Estate planning strategies such as family limited partnerships and gifts to charitable trusts are part of an estate planning professional’s toolbox to achieve client goals such as minimizing taxes, effectuating philanthropic plans, teaching younger generations about a family business and passing on wealth. In the best-case scenario, attorneys and their clients have time to review how the plan will work, allow younger generations to evaluate their role in the plan, evaluate the goals it will achieve, and recognize any risks associated with the plan. Whether a client’s estate is of a significant amount or of a more modest size, recent experience with COVID-19 highlights the need for individuals to take care of their planning while they have time to consider all issues involved versus rushing to implement a plan when there is a serious illness or fear of one driving their actions. These concerns are magnified, of course, when one must consider federal estate and gift tax issues. A recent memorandum opinion by the U.S. Tax Court provides an example of a last-minute, complex plan that may have been doomed from the start or headed off the rails in its implementation. See Estate of Howard V. Moore v. Commissioner of Internal Revenue, Docket Nos. 21209-09, 22082-09 (U.S. Tax Ct.
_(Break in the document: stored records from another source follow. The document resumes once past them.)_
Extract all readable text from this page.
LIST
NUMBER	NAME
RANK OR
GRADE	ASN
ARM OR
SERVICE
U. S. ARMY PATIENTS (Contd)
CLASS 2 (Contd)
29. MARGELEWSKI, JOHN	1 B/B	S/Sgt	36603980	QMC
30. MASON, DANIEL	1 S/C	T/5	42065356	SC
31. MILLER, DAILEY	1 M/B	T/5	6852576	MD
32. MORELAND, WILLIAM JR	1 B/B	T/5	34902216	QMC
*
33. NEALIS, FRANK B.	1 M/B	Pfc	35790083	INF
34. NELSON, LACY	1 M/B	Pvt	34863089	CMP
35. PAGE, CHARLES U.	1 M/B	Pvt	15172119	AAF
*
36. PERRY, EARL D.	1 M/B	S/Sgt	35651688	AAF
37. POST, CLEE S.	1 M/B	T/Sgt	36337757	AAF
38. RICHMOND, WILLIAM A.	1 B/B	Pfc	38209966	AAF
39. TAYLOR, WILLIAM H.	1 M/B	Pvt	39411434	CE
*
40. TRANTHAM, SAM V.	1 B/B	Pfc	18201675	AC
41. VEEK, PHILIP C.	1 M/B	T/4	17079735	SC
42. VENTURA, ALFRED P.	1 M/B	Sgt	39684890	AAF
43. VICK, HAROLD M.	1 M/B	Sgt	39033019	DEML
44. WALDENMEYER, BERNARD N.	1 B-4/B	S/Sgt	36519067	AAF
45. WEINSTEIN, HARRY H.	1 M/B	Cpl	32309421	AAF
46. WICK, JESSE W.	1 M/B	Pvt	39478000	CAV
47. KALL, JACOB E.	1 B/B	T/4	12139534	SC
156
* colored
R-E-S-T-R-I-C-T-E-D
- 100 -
April 7, 2020).

Background

Howard Moore, the decedent, owned a large amount of property and operated a successful farm. Moore was admitted to the hospital with a critical illness in December 2004 and was discharged to hospice care that same month with advice that he only had a short time to live. Within a matter of days, Moore contacted an attorney who was able to design an estate plan consisting of a family limited partnership (FLP), a living trust, a charitable lead annuity trust, a trust for his adult children, a management trust that acted as the general partner of the FLP and an “Irrevocable Trust No. 1”designed to act as a conduit for the transfer of funds from the FLP to a charitable foundation. The decedent survived for a few months after creating these entities, but succumbed to his illness in March 2005. At the time he died, assuming no taxable gifts during a person’s lifetime, the amount excluded from federal estate tax for an individual amounted to $1,5 million. With somewhere between $8 to $20 million in his estate and a top estate tax rate of 47% at the time, the goal of saving estate taxes must have seemed important enough to pay his attorney $320,000 for designing the plan.